Come vi arrivò quella lettera?

“A consegnarla fu don Vincenzo Russo, cappellano del carcere di Sollicciano, a Firenze, venne lui a Palermo”.

Decise subito di incontrare Spatuzza?

“All’inizio, ero perplesso, titubante, ma ero curioso di conoscere questa persona che scriveva di aver fatto un percorso di pentimento rispetto al passato da mafioso. Accettai di vederlo dopo alcuni mesi di riflessione. Non era facile per me, conoscendo tutte le malefatte di cui era accusato”.

L’incontro si tenne in Toscana, al di fuori delle strutture penitenziarie. Cosa conserva di quei momenti?

“Restammo insieme un’intera giornata, insieme ad altre persone. Era diverso da come appariva nelle immagini delle televisioni e dei giornali. Era commosso, mi sembrava davvero addolorato per quello che aveva fatto. Capivo che le sue parole erano espressione di una macerazione interna aiutata dal cappello del carcere dov’era rinchiuso. Più volte richiamava i brani della Bibbia. Diceva che la lettura del Vangelo lo aveva trasformato. Non ho avuto l’impressione si trattasse di un’impostura”.

Cosa le disse?

“Ci sono parole di quel giorno che terrò solo per me. Posso però dire che erano le parole di un uomo che aveva fatto una profonda riflessione: per dieci anni era stato in isolamento, al carcere duro. Credo che solo lui sia davvero pentito dei crimini che ha commesso, perché la sua scelta non è avvenuta per convenienza, pochi istanti dopo l’arresto, come accaduto in tanti altri casi. È stata una scelta molto ponderata”.

Cosa le ha risposto quando le ha chiesto di essere perdonato?
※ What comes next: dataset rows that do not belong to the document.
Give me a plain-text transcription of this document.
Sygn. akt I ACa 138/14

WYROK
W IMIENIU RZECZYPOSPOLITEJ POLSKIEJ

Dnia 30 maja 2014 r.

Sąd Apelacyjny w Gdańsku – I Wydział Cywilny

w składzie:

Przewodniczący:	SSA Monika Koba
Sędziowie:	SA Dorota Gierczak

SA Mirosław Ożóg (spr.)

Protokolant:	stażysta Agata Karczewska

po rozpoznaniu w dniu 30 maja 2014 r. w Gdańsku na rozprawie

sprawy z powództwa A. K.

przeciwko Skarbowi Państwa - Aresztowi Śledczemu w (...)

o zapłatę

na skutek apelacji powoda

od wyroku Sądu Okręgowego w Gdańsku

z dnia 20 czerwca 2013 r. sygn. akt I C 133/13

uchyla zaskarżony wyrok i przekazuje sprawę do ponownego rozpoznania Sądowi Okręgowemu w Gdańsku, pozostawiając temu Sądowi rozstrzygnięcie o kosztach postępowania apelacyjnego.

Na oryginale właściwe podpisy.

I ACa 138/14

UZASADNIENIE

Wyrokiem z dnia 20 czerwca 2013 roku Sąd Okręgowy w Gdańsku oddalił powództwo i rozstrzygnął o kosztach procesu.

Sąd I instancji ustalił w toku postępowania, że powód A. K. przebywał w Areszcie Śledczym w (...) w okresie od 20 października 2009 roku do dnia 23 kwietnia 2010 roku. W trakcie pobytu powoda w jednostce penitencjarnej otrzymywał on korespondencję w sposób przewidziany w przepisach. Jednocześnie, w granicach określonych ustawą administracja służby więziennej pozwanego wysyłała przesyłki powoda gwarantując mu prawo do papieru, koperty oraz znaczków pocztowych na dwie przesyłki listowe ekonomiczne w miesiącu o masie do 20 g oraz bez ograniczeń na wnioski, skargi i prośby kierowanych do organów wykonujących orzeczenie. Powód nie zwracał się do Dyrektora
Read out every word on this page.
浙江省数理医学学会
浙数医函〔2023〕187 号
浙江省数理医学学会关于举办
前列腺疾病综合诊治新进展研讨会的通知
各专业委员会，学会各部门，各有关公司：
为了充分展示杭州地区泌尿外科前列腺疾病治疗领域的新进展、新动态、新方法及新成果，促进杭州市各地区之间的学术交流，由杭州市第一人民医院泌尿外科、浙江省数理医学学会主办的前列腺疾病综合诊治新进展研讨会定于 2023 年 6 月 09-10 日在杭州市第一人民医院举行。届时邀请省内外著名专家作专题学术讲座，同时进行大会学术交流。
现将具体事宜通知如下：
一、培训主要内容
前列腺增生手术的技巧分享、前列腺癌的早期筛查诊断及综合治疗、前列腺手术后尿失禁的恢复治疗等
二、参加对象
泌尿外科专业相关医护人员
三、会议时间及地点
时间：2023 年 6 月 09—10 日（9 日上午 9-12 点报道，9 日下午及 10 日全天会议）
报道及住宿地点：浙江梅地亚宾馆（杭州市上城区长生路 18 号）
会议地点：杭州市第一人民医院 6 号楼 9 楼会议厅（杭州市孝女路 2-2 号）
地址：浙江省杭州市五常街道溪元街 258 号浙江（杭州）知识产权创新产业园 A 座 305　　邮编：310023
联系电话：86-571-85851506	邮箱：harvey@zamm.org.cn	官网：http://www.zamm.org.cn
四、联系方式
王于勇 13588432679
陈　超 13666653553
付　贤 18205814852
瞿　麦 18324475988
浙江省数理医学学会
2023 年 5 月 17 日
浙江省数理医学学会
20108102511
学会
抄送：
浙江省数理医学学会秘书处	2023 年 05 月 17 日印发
“Gli ho detto: “Se sei veramente pentito il Signore ti ha perdonato, chi sono io per non fare altrettanto? Dopo mi sono sentito sollevato da un peso interiore e più sereno, in pace con me stesso”.

La storia di Spatuzza, che 11 anni dopo l’arresto ha svelato il grande depistaggio attorno alla strage di via D’Amelio, dice che anche nei mafiosi irriducibili può aprirsi una breccia...

“È così, anche se credo si debba avere una certa predisposizione dentro, alla riflessione, all’analisi interiore”.

Pensa che una breccia potrebbe aprirsi anche in Messina Denaro?

“Chissà, in linea teorica, è possibile che anche lui si penta. Ma ho più di un dubbio”.

Cos’è rimasta dell’eredità di don Pino Puglisi?

“La periferia di Brancaccio ha bisogno ancora di tante cose, come diceva mio fratello all’inizio degli anni Novanta, sollecitando a una presenza più attenta delle istituzioni. Di sicuro, un lavoro importante continuano a svolgerlo i volontari del Centro Padre nostro, che fanno fatti e non parole”.

Che effetto le fa sapere che oggi Spatuzza è libero?

“Nessuna emozione: né caldo, né freddo, sono indifferente a questa notizia. Se non avessi passato con lui una giornata intera forse non sarebbe stato lo stesso, e non so se lo incontrerei nuovamente. Ma gli auguro di rifarsi una vita, se ciò è possibile. Adesso nei suoi confronti non ho alcun rancore”.